In this blog post I should like to disambiguate uses of the word “archive”. I have found the term is often open to misunderstandings and misinterpretation. Since I come from a traditional archivist background, I will begin with a definition whose meaning is clear to me.
At any rate, it is a definition that pre-dates computers, digital content, and the internet; the arrival of these agencies has brought us new, ambiguous meanings of the term. Some instances of this follow below. In each instance, I will be looking for whether these digital "archives" imply or offer "permanence", a characteristic I would associate with a traditional archive.
- In the paper world: an archive is any collection of documents needed for long-term preservation, e.g. for historical, cultural heritage, or business purposes. It can also mean the building where such documents are permanently stored, in accordance with archival standards, or even the memory Institution itself (e.g. The National Archives).
- In the digital world: a "digital archive" ought to refer to a specific function of a much larger process called digital preservation. This offers permanent retention, managed storage, and a means of keeping content accessible in the long term. The organisation might use a service like this for keeping content that has no current business need, but it still needed for historical or legal reasons. Therefore, the content is no longer held on a live system.
The OAIS Reference Model devised the term "Archival Storage" for describing this, and call it a Functional Entity of the Model; this means it can apply to the function of the organisation that makes this happen, the system that governs it, or the servers where the content is actually stored. More than just storage, it requires system logging, validation, and managed backups on a scale and frequency that exceeds the average network storage arrangement. The outcome of this activity is long-term preservation of digital content.

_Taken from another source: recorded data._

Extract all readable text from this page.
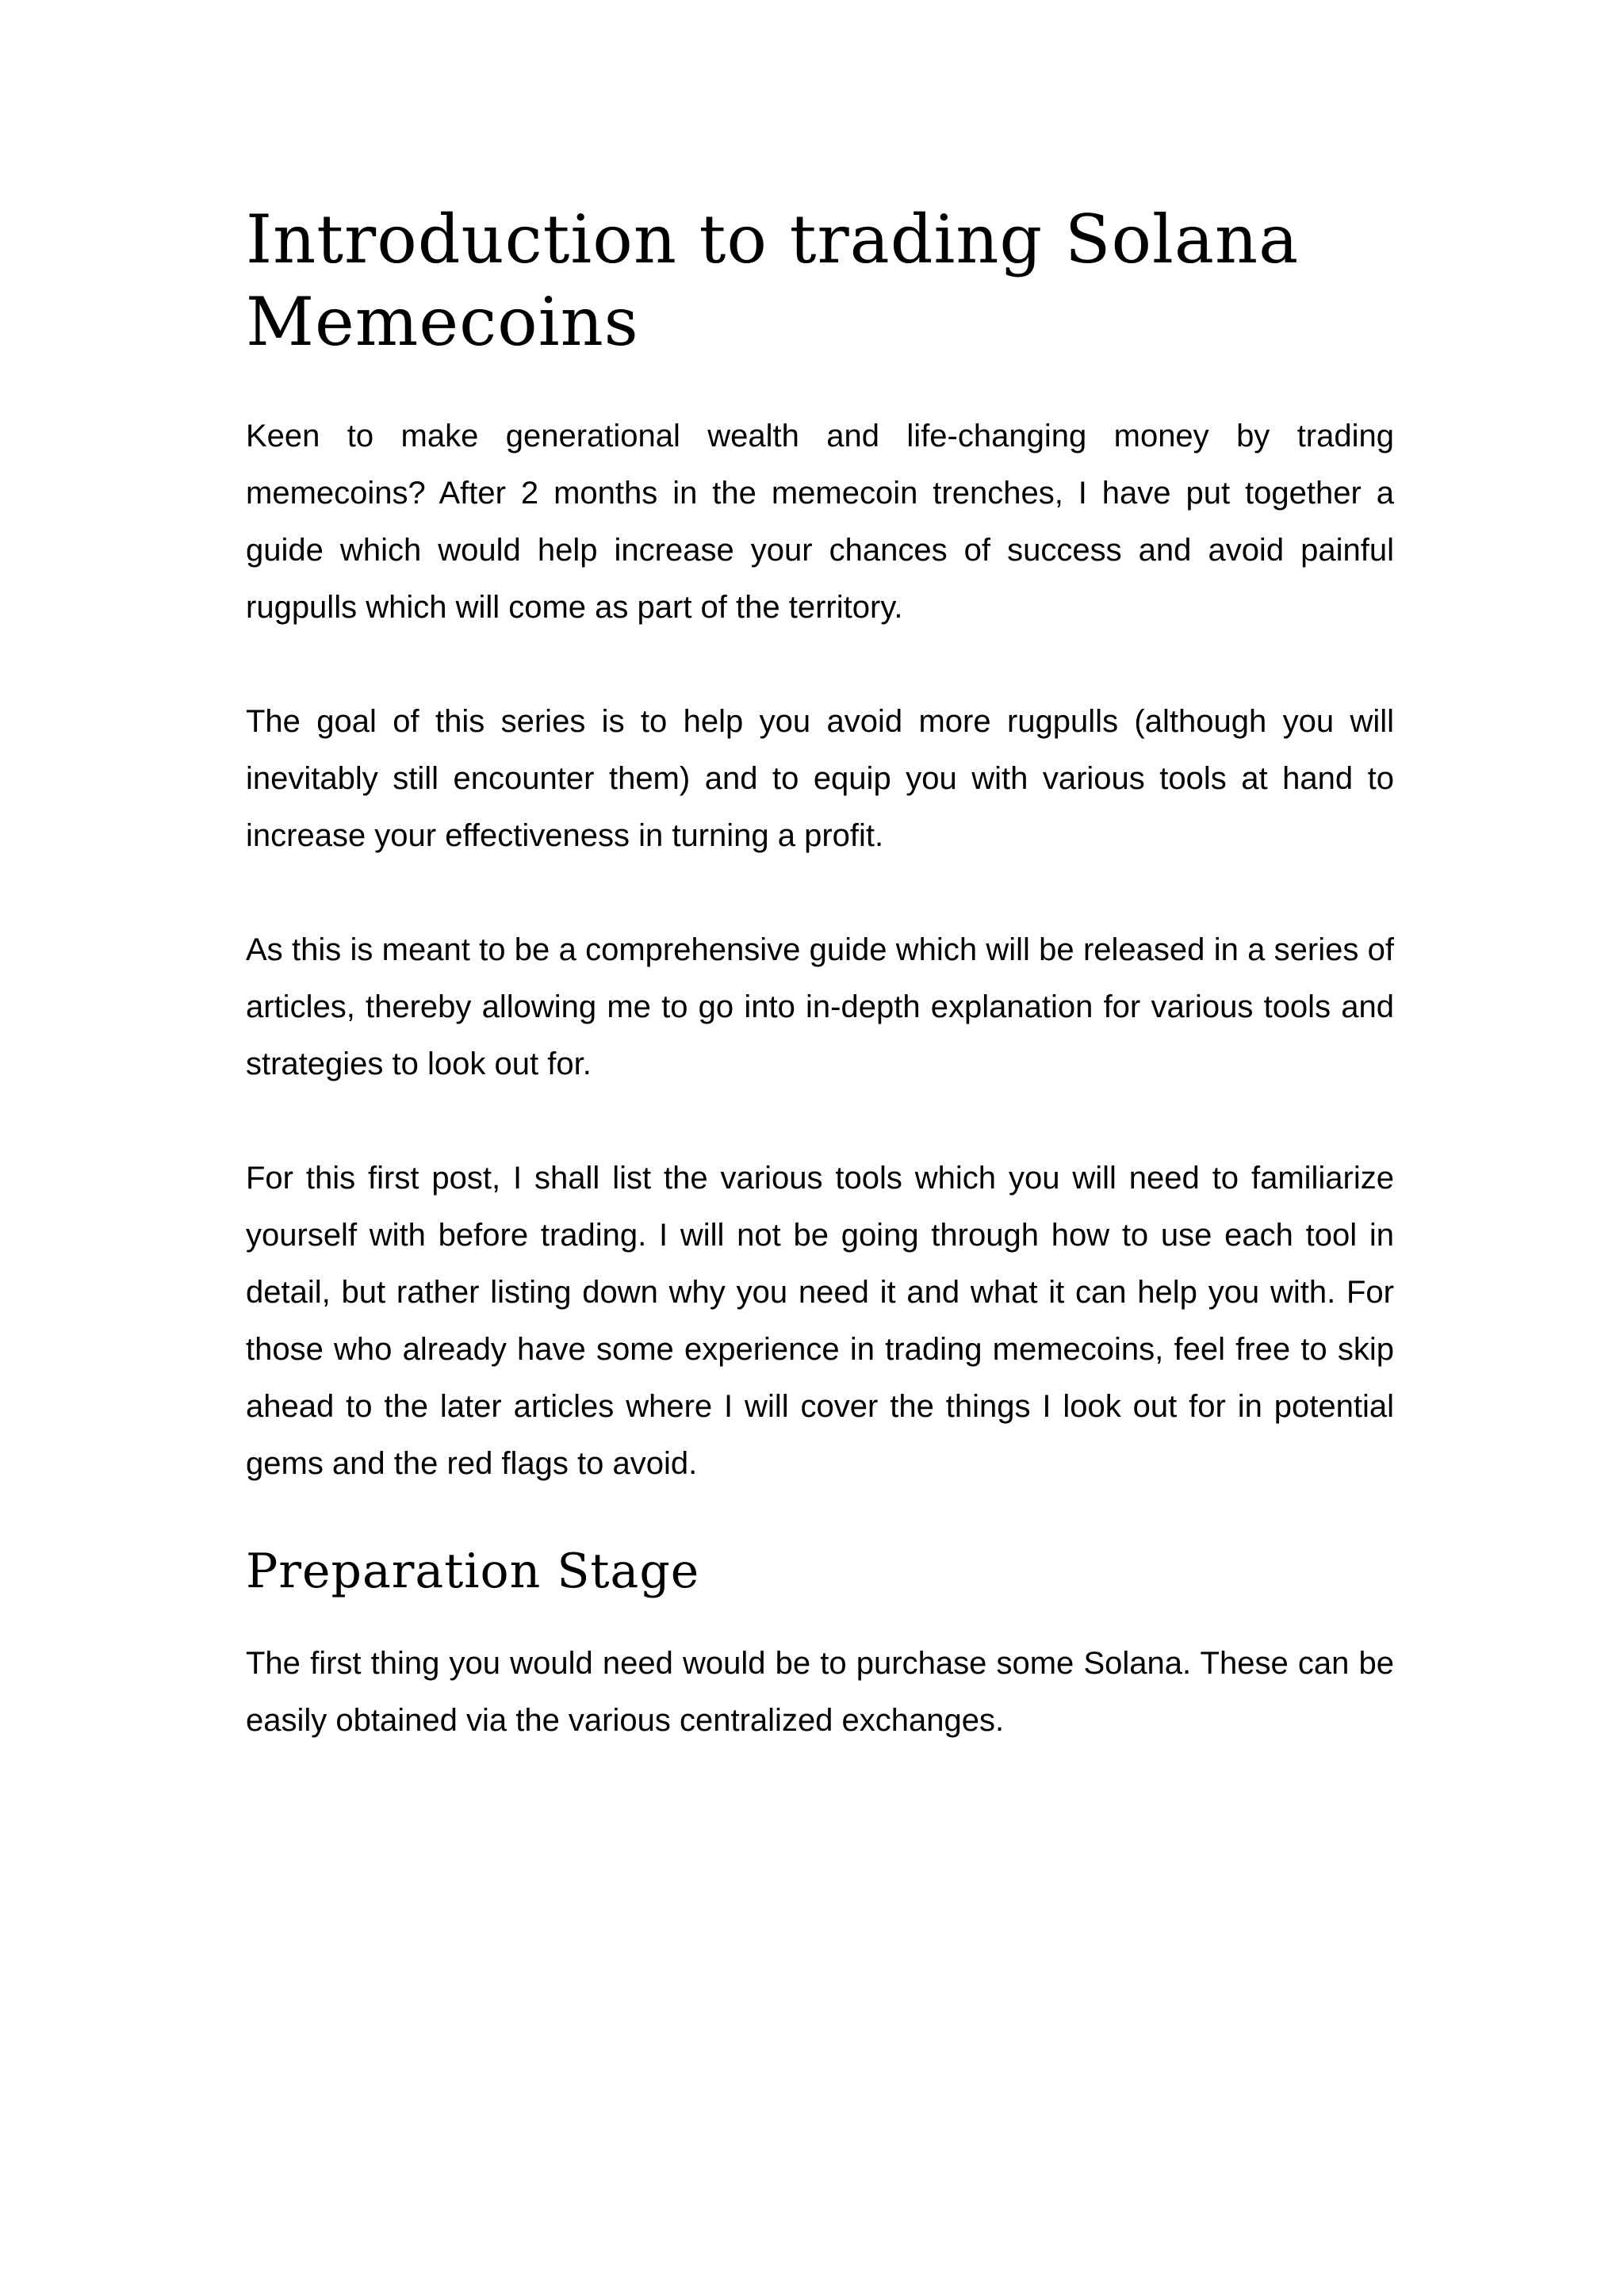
Introduction to trading Solana Memecoins

Keen to make generational wealth and life-changing money by trading memecoins? After 2 months in the memecoin trenches, I have put together a guide which would help increase your chances of success and avoid painful rugpulls which will come as part of the territory.

The goal of this series is to help you avoid more rugpulls (although you will inevitably still encounter them) and to equip you with various tools at hand to increase your effectiveness in turning a profit.

As this is meant to be a comprehensive guide which will be released in a series of articles, thereby allowing me to go into in-depth explanation for various tools and strategies to look out for.

For this first post, I shall list the various tools which you will need to familiarize yourself with before trading. I will not be going through how to use each tool in detail, but rather listing down why you need it and what it can help you with. For those who already have some experience in trading memecoins, feel free to skip ahead to the later articles where I will cover the things I look out for in potential gems and the red flags to avoid.

Preparation Stage

The first thing you would need would be to purchase some Solana. These can be easily obtained via the various centralized exchanges.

- In the IT world: a sysadmin might identify a tar, zip or gz file as an “archive”. This is an accumulation of multiple files within a single wrapper. The wrapper may or may not perform a compression action on the content. The zipped “archive” is not necessarily being kept; the “archiving” action is the act of doing the zipping / compression.
- On a blog: a blog platform, such as Wordpress or Google Blogger, organises its pages and posts according to date-based rules. Wordpress automatically builds directories to store the content in monthly and annual partitions. These directories are often called “archives”, and the word itself appears on the published blog page. In this context the word “archives” simply designates “non-current content”, in order to distinguish it from this month's current posts. This "archive" is not necessarily backed up, or preserved; and in fact it is still accessible on the live blog.
- In network management: the administrator backs up content from the entire network on a regular basis. They might call this action “archiving”, and may refer to the data, the tapes/discs on which the data are stored, or even the server room as the “archive”. In this instance, it seems to me the term is used to distinguish the backups from the live network. In case of a fail (e.g. accidental data deletion, or the need for a system restore), they would retrieve the lost data from the most recent “archive”. However: none of these “archives” are ever kept permanently. Rather, they are subject to a regular turnover and refreshment programme, meaning that the administrator only ever retains a few weeks or months of backups.
- Cloud storage services may offer services called "Data Archive" or "Cloud Archive". In many cases this service performs the role of extended network storage, except that it might be cheaper than storing the data on your own network. Your organisation also might decide to use this cheaper method to store "non-current" content. In neither case is the data guaranteed to be preserved permanently, unless the provider explicitly states it is, or the provider is using cloud storage as part of a larger digital preservation approach.
- For emails: In MS Outlook, there is a term called AutoArchive. When run, this routine will move emails to an “archive” directory, based on rules (often associated with the age of the email) which the user can configure. The action also does a “clear out”, i.e. a deletion, of expired content, again based on rules. There is certainly no preservation taking place. This “AutoArchive” action is largely about moving email content from one part of the system to another, in line with rules. I believe a similar principle has been used to “archive” a folder or list in SharePoint, another Microsoft product. Some organisations scale up this model for email, and purchase enterprise “mail archiving” systems which apply similar age-based rules to the entire mail server. Unless explicitly applied as an additional service, there is no preservation taking place, just data compression to save space.
- The term “archive” has been used in a rather diffuse manner in the IT and digital worlds, and can mean variously “compression”, “aggregated content”, “backing up”, “non-current content”, and “removal from the live environment”. While useful and necessary, none of these are guaranteed to offer the same degree of permanence as digital preservation.
- Of these examples, only digital preservation (implementation of which is a complex and non-trivial task) offers permanent retention, protection, and replayability of your assets.
- If you are an archivist, content owner, or publisher: when dealing with vendors, suppliers, or IT managers, be sure you take the time to discuss and understand what is meant by the term “archive”, especially if you're purchasing a service that includes the term in some way.